Dave Conway
- Conway in 1972

No. 35
- Positions: Placekicker, Punter

Personal information
- Born: January 6, 1945 Baytown, Texas
- Died: January 22, 2008 (aged 63)
- Listed height: 6 ft 1 in (1.85 m)
- Listed weight: 200 lb (91 kg)

Career information
- High school: Robert E. Lee
- College: Texas
- NFL draft: 1967: 7th round, 173rd overall pick

Career history
- San Diego Chargers* (1967-1968); Dallas Cowboys* (1971); Green Bay Packers (1971); Atlanta Falcons* (1972);
- * Offseason or practice squad member only

Awards and highlights
- All-Southwest Conference - 1966; 1965 Orange Bowl Champion; 1967 Bluebonnet Bowl Champion;
- Stats at Pro Football Reference

= Dave Conway =

American football player (1945–2008)

David Alexander Conway Jr. (January 6, 1945 – January 22, 2008) was an American football placekicker and punter who played college football at the University of Texas in the 1960's and played in one game for the Green Bay Packers in the National Football League (NFL) in 1971.

He holds the NFL record for most extra points made per game (5) and shares the record for most extra points attempted per game (5).

==Early life==
Conway was born and raised in Baytown, Texas where he played jr. High and High School Football. In 1959, he led all Baytown Jr. High football players in scoring. At Baytown High School he played punter, kicker and quarterback for the football team and also ran track.

==College career==
Conway played college football at Texas from 1964-66, where he was a 3 year starter at kicker and 1 year starter at punter, but had been recruited as a quarterback.

In 1963 he was on the freshman team.

In 1964 he went 7-12 on FGs and 24-24 on PATs and helped the Horns go 10-1, win the Orange Bowl and finish ranked #5 after spending 3 weeks ranked #1. He scored the 2nd most points on the team and the 4th most kicking point in the Country. He also had 2 punts and 3 tackles. He tied Tony Crosby's school record for highest extra point percentage (100%) - both of whom went 24 for 24. Billy Schott would match it, but with more PATs, in 1972.

In 1965 he led the team in scoring going 8-16 on FGs and 21-24 on PATs and was also the team's primary punter, kicking 52 punts for 2,253 yards total on a team that went 6-4. He set the then school-record for punting average with 43.3 yards/punt and finished 5th in the country for punting average. He finished 9th in the nation in kicking scoring. He also had 3 rushes for 25 yards, including one scramble for 20 yards, and a pass attempt.

In 1966 he again led the team in scoring, going 8-13 on FGs, including a career long and school-record 52 yarder, and 17-19 on PATs on a team that won the Bluebonnet Bowl. Bill Bradley took over primary punting duties, but Conway still had 8 punts for 315 yards as well as 3 tackles. At the end of the season he was name All-Southwest Conference as a kicking specialist.
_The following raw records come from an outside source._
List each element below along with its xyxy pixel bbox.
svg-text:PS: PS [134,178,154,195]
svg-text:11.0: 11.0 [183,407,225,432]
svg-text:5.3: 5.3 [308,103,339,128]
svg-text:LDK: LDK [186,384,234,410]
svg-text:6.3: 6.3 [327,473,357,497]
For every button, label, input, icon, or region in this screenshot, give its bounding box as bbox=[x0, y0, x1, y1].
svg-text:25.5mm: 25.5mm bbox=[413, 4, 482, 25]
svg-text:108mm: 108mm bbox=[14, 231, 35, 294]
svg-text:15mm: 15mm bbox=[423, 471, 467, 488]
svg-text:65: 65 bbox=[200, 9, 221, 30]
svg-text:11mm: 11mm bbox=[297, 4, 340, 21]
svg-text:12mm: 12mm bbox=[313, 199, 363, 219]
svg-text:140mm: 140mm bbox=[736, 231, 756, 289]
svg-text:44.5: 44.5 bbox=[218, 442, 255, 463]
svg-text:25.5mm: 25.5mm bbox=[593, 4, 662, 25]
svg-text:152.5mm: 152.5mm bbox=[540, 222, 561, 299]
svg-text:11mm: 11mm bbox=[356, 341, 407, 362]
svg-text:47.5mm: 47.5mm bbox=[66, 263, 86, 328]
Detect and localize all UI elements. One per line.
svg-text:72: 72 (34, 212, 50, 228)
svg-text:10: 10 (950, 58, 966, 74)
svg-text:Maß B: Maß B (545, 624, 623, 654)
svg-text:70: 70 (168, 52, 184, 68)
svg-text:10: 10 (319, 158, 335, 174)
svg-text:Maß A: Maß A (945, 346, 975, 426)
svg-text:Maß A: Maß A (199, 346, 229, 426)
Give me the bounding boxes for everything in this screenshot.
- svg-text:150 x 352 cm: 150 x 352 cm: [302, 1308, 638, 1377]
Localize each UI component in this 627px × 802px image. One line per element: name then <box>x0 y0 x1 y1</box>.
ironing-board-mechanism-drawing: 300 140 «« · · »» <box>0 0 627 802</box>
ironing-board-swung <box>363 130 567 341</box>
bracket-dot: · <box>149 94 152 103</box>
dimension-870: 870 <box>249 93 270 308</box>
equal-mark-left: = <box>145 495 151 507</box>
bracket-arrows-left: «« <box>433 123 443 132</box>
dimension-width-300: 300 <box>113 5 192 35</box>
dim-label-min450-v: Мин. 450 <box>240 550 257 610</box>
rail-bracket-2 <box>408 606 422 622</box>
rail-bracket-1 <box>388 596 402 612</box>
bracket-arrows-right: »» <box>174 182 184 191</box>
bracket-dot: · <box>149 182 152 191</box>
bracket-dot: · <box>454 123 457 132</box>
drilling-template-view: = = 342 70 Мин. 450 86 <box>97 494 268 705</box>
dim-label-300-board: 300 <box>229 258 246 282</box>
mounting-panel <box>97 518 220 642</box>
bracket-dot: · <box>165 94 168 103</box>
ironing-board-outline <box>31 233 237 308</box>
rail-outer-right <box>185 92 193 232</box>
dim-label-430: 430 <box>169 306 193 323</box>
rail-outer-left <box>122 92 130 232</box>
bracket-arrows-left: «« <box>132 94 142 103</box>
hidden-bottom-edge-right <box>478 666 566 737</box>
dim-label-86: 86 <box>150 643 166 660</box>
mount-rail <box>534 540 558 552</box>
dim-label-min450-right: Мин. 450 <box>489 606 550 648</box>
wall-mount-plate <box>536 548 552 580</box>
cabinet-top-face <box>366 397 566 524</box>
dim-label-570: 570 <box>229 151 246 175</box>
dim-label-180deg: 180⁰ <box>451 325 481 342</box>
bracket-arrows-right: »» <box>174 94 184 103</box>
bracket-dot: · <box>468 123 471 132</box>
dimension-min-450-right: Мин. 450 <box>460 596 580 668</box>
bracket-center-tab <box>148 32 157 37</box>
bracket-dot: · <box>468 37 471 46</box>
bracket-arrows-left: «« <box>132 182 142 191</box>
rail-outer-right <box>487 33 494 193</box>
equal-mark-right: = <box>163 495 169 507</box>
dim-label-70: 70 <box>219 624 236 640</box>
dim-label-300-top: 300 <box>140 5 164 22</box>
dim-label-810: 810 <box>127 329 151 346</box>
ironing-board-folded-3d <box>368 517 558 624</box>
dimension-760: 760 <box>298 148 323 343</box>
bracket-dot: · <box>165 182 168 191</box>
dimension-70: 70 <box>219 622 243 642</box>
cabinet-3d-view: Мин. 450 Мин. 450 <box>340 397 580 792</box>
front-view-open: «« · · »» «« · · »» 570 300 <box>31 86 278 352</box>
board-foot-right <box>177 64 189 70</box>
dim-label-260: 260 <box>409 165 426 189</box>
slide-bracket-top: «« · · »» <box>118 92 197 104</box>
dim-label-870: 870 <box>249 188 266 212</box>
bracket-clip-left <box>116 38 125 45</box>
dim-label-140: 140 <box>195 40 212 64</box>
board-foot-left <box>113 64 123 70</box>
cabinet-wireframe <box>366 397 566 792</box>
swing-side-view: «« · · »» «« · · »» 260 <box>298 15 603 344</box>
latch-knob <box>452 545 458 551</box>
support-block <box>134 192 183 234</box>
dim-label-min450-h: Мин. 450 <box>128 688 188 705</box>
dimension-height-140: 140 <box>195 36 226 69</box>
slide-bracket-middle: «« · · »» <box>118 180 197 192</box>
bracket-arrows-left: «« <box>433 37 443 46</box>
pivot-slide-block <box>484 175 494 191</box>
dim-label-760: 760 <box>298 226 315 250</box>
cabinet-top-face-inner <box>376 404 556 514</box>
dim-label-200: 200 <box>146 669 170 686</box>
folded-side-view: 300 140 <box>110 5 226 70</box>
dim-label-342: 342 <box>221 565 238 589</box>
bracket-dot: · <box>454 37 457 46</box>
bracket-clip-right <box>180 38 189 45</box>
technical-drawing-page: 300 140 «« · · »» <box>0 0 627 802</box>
He graduated holding the conference record for kicking points, with 131, and the school record for highest punting average in a career with 41.97 yards/punt, still 6th best in school history. His punting records were eventually topped by Russell Erxleben in the 1970's.

==Professional career==
Conway was drafted in the 7th round of the 1967 NFL draft by the San Diego Chargers (173rd overall), but was cut by them in August of 1967.

He preceded to bounce around the NFL spending time with the Broncos later in 1967 and then trying out for the Chargers again in 1968.

In 1971 he was signed as a free agent the Dallas Cowboys. He hit 2 of 3 FGs, both 49 yards, for them in the preseason and was waived, but then picked up by the Green Bay Packers for whom he went 4 for 4 in the preseason which earned him a spot on the roster. He played his one and only game with them on September 19th - a wild one against the Giants in which Green Bay's coach Dan Devine had his leg broken. He went 5 for 5 on XPs, but missed his one FG attempt that would've won them the game. He was cut 3 days later.

In February 1972, he was signed by the Atlanta Falcons, but was cut during camp.